Gotta go in a bad way?  Better be sure you have change!
Well, at least there's a change machine nearby.  And in the background, the sign indicates that the disabled and mothers changing their babies' diapers can go in a different toilet for free!

Mother Nature's call is even more problematic in Asia where we have to use what we no-so-affectionately refer to as the Squatty Potty.

(This photo is from and I borrowed it from this blog.)

It took me literally years to decide which direction you're supposed to squat - towards the hole or towards the door of the stall.  I made my decision (toward the hole), but I can't guarantee it's the correct one.  Flushing is accomplished by filling the little bowl with water and pouring it down the squatty potty.  Effective but not elegant.
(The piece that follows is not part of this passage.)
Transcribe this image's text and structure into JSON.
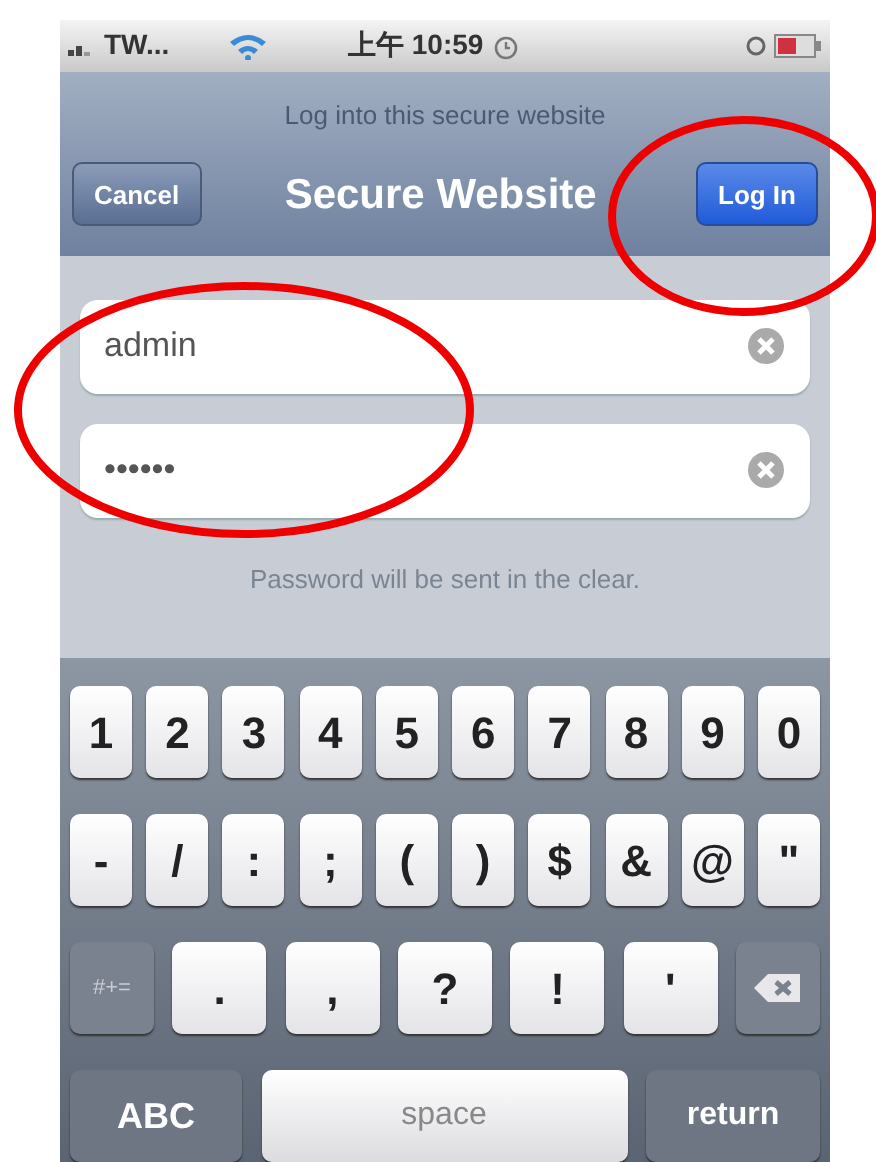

It took me even longer to figure out why, in some Asian public bathrooms that did have one token Western-style toilet, there would be dirty smudges on the seat.  In 2010, I saw this sign in a public toilet in Malaysia.

And then the evidence that the sign had been completely ignored and someone had climbed up on that throne and squatted.  For reals.  Now all was clear to me.
I could tell you far more than you'd care to read about foreign bathroom experiences (toilet training a toddler in Thailand, what to do when you're at Disneyland Paris and your child is trapped in a stall with a ceiling-to-floor door, what you do with those kitchen sink sprayers you might find hanging by the toilet), but I'll spare you.  Because, of course, all this talk of toilets has made me need a potty break.


  1. Well stated, my dear! My favorite image is of a little Asian woman climbing up on a commode seat as though it is a squatty-potty! That has to be more of a challenge to her than any of the others to you or me. ;-)

    1. I want to tell the poor girl, "Just put down some toilet paper and sit yourself down. You'll never go back to squatting if you give it a try just once!"

  2. Ok, now I've got to know which child was locked in the Disney bathroom & just how you solved that problem! LOL

    1. It was Kinley when she was 5. Here's the shortened version. 1) Curse yourself for not paying more attention in your high school French class. 2) Curse your husband for learning German. 3) Run out into the hallway in a semi-panicked state and find a rather bewildered-looking French maid (minus the sexy costume) and speak English loudly and desperately to her while gesturing wildly toward the bathroom. 4) Lead the maid to the scene of the crime, and stare blankly when she explains in French what she plans to do. 5) Stand in the bathroom reassuring your child through the locked door that something is happening even though you have no idea what the solution is going to be. 6) Wait for a long time, but don't give up since you'd just have to go through the whole routine again with another French speaker. 7) Curse yourself some more. 8) Breathe a sigh of relief when a French handyman shows up to take the door off its hinges!

    2. Oh my! What an experience! Makes me glad that public restroom stall doors here can be crawled under by small children if they get locked in! Lol

  3. How glad I was for FREE public restrooms was the first thing I said when returning from Europe! My sister and I would often play rock, paper, scissors or decide who had to pee bad enough to use up our change!

    1. That is hilarious! I must admit that I made Knox duck under a turnstile the other day when he had to go a second time in about 10 minutes. I am NOT paying twice for the same dirty toilet.